Which, really, does the show a disservice, given the amount of sheer joyful whimsy running through it. Even the very darkest moments it’s presented still had something cartoony about them – and not simply because it is a cartoon, but because it was gleefully playing about with well-known sci-fi tropes in a way most people simply hadn’t seen before.

The last season ended on a return to the show’s rough status quo of the dysfunctional suburban family (which makes up some 90% of modern cartoon families) punctuated by bursts of high-concept sci-fi rigmarole. But this wasn’t really a step back, since the sci-fi rigmarole’s what we really care about, and that side had seen the emergence of a recurring antagonist. A very familiar-looking one.

4. The Mandalorian | November 12

Disney doesn’t know who you are, but it does have a particular set of skills. Skills it’s honed over a very long career. It can take pretty much any franchise, and grind it down into grey, inoffensive slurry – designed to have something for all the major demographics, not to mention the foreign markets who are more important than ever these days – which can be loaded handily into the box office with a pitchfork. As a result, any Star Wars side-projects are likely to be a lot more exciting than the main film series.

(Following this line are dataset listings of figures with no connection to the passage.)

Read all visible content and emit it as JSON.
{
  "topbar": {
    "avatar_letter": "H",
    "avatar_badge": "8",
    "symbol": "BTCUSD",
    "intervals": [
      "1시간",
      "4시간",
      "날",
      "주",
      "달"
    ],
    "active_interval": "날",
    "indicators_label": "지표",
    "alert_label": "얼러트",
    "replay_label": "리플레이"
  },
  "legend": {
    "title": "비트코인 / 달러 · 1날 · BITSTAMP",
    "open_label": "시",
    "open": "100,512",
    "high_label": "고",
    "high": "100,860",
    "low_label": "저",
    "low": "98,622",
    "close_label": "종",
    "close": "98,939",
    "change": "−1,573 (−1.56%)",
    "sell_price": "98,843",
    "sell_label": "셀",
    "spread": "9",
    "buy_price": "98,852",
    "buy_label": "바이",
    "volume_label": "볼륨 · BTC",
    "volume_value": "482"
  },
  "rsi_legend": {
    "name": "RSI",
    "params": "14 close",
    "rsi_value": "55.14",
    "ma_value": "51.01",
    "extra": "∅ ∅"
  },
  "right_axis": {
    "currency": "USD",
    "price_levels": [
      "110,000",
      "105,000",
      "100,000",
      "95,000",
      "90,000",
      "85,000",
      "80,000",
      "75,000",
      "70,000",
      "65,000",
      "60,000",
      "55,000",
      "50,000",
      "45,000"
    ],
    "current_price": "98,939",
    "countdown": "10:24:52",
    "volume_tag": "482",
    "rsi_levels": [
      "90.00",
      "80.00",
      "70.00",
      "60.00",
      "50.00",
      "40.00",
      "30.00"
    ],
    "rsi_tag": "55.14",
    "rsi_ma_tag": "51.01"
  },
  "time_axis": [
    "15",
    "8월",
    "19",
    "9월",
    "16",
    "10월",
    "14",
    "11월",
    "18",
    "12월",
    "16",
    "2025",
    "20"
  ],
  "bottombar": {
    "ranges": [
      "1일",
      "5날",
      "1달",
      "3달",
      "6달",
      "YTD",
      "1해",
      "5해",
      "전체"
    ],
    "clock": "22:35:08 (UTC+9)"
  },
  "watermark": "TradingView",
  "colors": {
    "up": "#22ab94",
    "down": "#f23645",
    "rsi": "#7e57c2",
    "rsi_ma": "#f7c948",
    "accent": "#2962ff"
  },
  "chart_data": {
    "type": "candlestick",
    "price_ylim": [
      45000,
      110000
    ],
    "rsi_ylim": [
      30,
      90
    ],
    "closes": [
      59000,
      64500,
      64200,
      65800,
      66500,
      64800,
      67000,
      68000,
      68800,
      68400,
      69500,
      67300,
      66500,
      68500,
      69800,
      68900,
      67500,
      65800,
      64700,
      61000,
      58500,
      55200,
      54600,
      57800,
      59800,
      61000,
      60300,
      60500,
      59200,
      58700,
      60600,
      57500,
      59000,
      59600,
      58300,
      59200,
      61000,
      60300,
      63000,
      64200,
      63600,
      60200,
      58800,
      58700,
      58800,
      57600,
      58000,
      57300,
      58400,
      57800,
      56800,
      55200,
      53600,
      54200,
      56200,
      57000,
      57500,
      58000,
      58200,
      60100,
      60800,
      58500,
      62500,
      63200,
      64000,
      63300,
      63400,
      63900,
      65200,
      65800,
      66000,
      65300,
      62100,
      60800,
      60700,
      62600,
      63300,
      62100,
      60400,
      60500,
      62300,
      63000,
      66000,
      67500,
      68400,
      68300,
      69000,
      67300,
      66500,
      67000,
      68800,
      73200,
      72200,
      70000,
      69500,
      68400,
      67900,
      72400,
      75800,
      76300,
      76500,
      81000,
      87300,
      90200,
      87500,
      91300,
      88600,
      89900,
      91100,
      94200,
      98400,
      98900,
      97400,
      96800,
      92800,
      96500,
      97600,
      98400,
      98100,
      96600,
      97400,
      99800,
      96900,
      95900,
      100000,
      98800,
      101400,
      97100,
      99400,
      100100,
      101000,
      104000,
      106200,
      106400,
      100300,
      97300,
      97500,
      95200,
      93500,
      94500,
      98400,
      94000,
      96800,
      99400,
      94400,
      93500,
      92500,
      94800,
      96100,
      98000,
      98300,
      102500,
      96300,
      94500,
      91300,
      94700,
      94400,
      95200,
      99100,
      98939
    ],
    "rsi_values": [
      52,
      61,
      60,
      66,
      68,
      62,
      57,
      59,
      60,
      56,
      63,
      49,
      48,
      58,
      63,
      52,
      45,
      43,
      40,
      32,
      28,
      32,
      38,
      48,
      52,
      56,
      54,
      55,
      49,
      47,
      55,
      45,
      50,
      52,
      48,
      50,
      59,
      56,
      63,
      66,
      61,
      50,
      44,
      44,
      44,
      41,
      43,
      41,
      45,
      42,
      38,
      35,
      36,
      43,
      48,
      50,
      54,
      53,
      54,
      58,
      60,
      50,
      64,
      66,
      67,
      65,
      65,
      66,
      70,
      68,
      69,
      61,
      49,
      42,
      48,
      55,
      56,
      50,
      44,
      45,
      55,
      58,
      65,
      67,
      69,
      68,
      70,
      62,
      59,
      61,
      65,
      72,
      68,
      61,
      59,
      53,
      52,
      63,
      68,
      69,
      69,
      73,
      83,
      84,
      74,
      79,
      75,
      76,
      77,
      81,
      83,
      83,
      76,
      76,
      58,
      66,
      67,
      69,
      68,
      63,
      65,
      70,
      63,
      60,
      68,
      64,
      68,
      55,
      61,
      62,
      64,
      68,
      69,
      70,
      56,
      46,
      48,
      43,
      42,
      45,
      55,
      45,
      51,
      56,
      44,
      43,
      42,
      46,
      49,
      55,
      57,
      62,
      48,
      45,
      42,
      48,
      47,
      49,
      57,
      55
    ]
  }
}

(To be fair, this isn’t strictly down to Disney. The main redeeming feature of the prequel trilogy was the animated series Clone Wars.)

This is doubly in effect here, since the Mandalorians have always been the dark horses of the Star Wars universe. Boba Fett spoke all of twice in the original trilogy, and died in a way that was shameful and undignified, but there’s just something about the look of that helmet and that dinged-up armour that really struck a chord with people. So much so that he, a character whose name was never actually spoken onscreen in his first film appearance, got his own tragic origin story in the prequels.

It’s not actually good old Boba fronting the Mandalorian, just someone a lot like him – a devil-may-care interstellar bounty hunter with a roguish grin and nothing to lose. Played by Pedro Pascal, no less: you’ll remember him as the charismatic one of the two goodies from Narcos. Even on the face of it, it’s a better formula than ‘Disney shamelessly trades on your nostalgia for another two hours’.

5. The Crown | November 17

https://www.youtube.com/watch?v=vLXYfgpqb8A

While this isn’t strictly a premiere, it is rolling out a new era within The Crown – that crazy, hazy period in the British monarchy when Claire Foy, to everyone’s surprise, grew up to become Olivia Colman.

It’s a sad truth that actresses who reach a certain age still face a fairly blunt choice – figure out something else to do in the day, or else become a kind of elder stateswoman both on and off the screen. True to form, Gillian Anderson’s been tentatively penciled in to play Margaret Thatcher in future seasons of The Crown. But as for Colman herself, she’s now up there with Helen Mirren and Dame Judi Dench, who, to the best of my knowledge, actually did head Britain’s intelligence services for a while in the late ’90s.

The plan is for Colman to play the Queen to cover the years 1964 to 1977 – which may have been the Austin Powers-coloured swinging sixities, but also saw the British Empire actively crumbling by the hour. Which is interesting, because one of Colman’s strengths has always been genuinely inelegant weeping – from the affecting in The Favourite, to the grotesque in Peep Show. But this role would seem to demand the kind of stony-facedness that Big Liz showed in real life.